Individually, we each face this same question in the context of our everyday lives. Will we fulfill our physical life needs and desires while in physical form? Or will we extinguish that possibility in this lifetime and thus dream it forward into Illusionland?

Be in the body of this life. It’s the main attraction while we’re in it.

With lucidity, let’s keep this dream alive by assuming responsibility for all our dreams, particularly the one we currently, physically embody!

Dreaming with lucidity,
Chuck

Chuck’s Place: What Happens to the Heart

Heart transformed…
– Photo by Jan Ketchel

The feature song of Leonard Cohen’s posthumous album, Thanks for the Dance, asks the deepest question of all, what happens to the heart when we leave this world? The heart, after all, houses the deepest treasure of our Earthbound odyssey, love.

Love, as we experience it in this life, is a developmental process that begins post-birth in the raw emotion that cries out for attention, for comfort, food, and security. This is the love of primal attachment, facilitated by the inborn post-uterine archetypes triggered upon arrival at birth. Thus the rooting reflex in the infant, and the instincts to nurture, protect, and bond in the parents, combine to initiate the love odyssey of a lifetime.

Emotion is the love energy that roots us to this Earth as it compels us to attach through sensual desire and hunger for fulfillment. Without emotion we exist only on a mental plane, out of body, or in the head. No disrespect to the mental plane, but without emotion, there is no real connection to life.

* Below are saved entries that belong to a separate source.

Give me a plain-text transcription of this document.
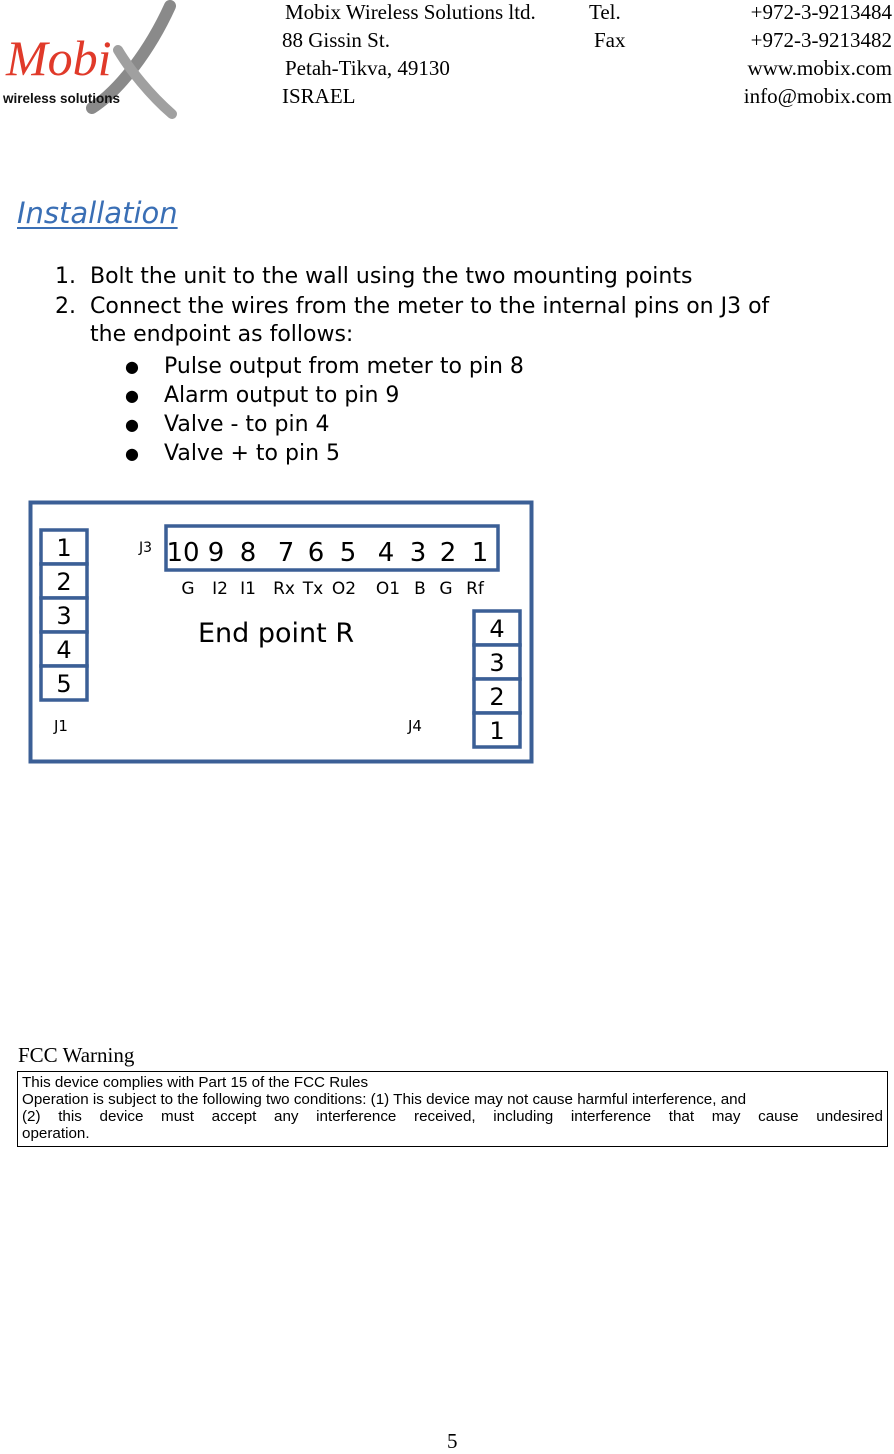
Mobi
wireless solutions
Mobix Wireless Solutions ltd.	Tel.	+972-3-9213484
88 Gissin St.	Fax	+972-3-9213482
Petah-Tikva, 49130	www.mobix.com
ISRAEL	info@mobix.com
Installation
1. Bolt the unit to the wall using the two mounting points
2. Connect the wires from the meter to the internal pins on J3 of
the endpoint as follows:
● Pulse output from meter to pin 8
● Alarm output to pin 9
● Valve - to pin 4
● Valve + to pin 5
1
2
3
4
5
10 9 8 7 6 5 4 3 2 1
G I2 I1 Rx Tx O2 O1 B G Rf
4
3
2
1
J3
J1	J4
End point R
FCC Warning
This device complies with Part 15 of the FCC Rules
Operation is subject to the following two conditions: (1) This device may not cause harmful interference, and
(2) this device must accept any interference received, including interference that may cause undesired
operation.
5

Nonetheless, emotion as experienced through passion, need, and want is merely the outer wrapping of love that must be peeled away for love to truly take up residence in the heart, where love loves all. The overwhelming tantrum of  anachronistic narcissistic, infantile entitlement to attention in adult years must transmute, to include the world beyond its own self, before it can reach another in the utter calm of true love.

What makes love such a powerful driver in this life is its intent for us to rediscover our lost wholeness. Life in this world of time and space, where people come and go, highlights our experience as distinct separate human beings. This is contradicted in quantum physics, where it can be demonstrated that, at a subatomic level, everything and everyone is energetically ONE. And that ONE only becomes separated into distinct physical particles when human beings interact with it.

Thus, we are fundamentally an interconnected ONE, having the solid dream of a life, that begins and ends as a separate human being. This manifest dream is merely a surface version of our true underlying interdependent Oneness. Thus, the love dramas of our lives are our surface attempts to find our way home to the latent reality of our underlying wholeness.

When Carlos Castaneda asked don Juan Matus which was the true reality, energetic or physical, don Juan’s reply was that both were real, although energetic reality was the ultimate reality. Physicists would agree. Newtonian physics and quantum physics are both right. One deals with the dream of physical reality, the other energetic reality. What is solid and separate is ultimately energetic and ONE.

We are apparently in this dream of separateness to fully experience the glue that binds us in our ultimate oneness, love. From childhood attachment to family, onto adolescent crush beyond the family, then onto the multiplicity of adult relationships throughout the life cycle, we project all that is missing in us onto people and objects, as we desperately seek to unite with, then mercilessly must let go of, everything, in death. This labyrinth of love teaches us, in dream after dream, to arrive at our One true love, love that loves all.

Though I know Leonard Cohen now knows the answer to the question he posed before he left this world, I venture an answer from this life.

Q: What happens to the heart when it leaves?

A: Transformation into the love of pure equanimity—love that loves all.

Beyond the stormy and cloudy skies of now, this is the love that our physical world dream is inevitably approaching. Full steam ahead!